11. A polymer composition comprising a polymer and a treated inorganic particle, where the treated inorganic particle comprises an inorganic particle having a surface and an organic treatment layer on the inorganic particle surface, where the inorganic particle has a mean particle size of about 0.1-10 μm and where the organic treatment layer is selected from alkali metal salt or alkaline earth metal salt of an acid;where the acid is an aromatic acid or organic diacid; andwhere the polymer is polypropylene homopolymer or copolymer, polyethylene homopolymer or copolymer, polyester, or mixtures thereof.

12. The polymer composition of claim 11, where the inorganic particle is an inorganic oxide, inorganic carbide, inorganic nitride, inorganic boride, inorganic silicide, inorganic sulphate, inorganic carbonate, inorganic silicates, or mixtures thereof.

13. The polymer composition of claim 11, where the mean particle size is about 0.1-1 μm.

14. The polymer composition of claim 11, where the acid is an aromatic monoacid or C2-C18 straight or branched alkylene diacid.

15. The polymer composition of claim 11, where the alkali metal salt or alkaline earth metal salt is a phosphate, sulfonate, sulfate, carbonate, or carboxylate compound.

16. The polymer composition of claim 11, where the treated inorganic particle has a BET surface area of about 1-100 m2/g.

17. The polymer composition of claim 11, where the treated inorganic particle further comprises at least one metal oxide, metal hydroxide, or metal carbonate layer between the inorganic particle and the organic treatment layer.

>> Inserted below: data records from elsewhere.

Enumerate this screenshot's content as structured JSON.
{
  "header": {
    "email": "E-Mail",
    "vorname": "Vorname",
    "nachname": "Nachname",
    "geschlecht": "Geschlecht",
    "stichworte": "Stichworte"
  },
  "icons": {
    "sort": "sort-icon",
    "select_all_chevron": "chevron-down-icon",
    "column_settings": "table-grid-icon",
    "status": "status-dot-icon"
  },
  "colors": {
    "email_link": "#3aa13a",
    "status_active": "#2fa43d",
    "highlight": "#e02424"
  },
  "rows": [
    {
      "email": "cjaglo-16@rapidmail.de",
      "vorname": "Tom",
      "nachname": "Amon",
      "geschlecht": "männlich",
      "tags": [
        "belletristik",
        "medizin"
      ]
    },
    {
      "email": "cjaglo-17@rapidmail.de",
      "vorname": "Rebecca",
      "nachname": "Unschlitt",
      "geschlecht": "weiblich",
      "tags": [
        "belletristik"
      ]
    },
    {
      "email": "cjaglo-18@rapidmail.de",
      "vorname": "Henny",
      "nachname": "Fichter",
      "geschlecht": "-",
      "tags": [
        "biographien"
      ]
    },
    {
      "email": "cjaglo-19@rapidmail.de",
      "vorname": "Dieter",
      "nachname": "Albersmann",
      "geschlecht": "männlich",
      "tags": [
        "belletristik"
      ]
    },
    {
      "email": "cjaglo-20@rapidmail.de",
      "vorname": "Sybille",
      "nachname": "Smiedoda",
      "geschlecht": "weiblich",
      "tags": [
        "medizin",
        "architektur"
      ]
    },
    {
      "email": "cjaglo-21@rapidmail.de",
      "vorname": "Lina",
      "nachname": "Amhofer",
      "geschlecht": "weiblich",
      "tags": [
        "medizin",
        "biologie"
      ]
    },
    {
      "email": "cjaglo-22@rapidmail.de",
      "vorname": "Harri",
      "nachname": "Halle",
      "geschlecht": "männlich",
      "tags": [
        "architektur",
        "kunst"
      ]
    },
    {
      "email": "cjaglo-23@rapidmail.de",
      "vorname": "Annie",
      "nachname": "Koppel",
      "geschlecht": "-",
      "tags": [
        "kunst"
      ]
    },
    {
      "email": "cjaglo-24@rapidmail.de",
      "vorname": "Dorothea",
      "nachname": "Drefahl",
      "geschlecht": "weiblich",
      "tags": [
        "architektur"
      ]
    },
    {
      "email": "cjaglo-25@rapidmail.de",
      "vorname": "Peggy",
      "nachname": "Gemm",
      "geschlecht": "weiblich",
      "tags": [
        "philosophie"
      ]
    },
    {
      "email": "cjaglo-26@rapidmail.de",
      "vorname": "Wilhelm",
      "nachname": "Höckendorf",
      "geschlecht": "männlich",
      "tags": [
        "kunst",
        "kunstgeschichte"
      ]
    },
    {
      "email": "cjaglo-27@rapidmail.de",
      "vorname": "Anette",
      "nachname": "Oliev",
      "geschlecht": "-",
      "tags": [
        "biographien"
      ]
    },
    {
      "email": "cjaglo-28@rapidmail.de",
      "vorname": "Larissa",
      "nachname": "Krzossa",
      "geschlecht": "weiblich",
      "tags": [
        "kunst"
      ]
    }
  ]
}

18. The polymer composition of claim 11, where the treated inorganic particle further comprises a second organic treatment layer beneath or above the organic treatment layer.

19. The polymer composition of claim 12, where the inorganic particle is an inorganic oxide selected from TiO2, Al2O3, SiO2, ZnO, SrTiO3, BaSO4, PbCO3, BaTiO3, Ce2O3, CaCO3, or ZrO2.

20. The polymer composition of claim 11, where the organic treatment layer is present in an amount of about 0.1-15% by weight, based on the total weight of the treated (Currently amended) inorganic particle.

21. The polymer composition of claim 11, comprising about 20-99.9% by weight of the polymer and about 0.1-80% by weight of the treated inorganic particle, based on the total polymer composition.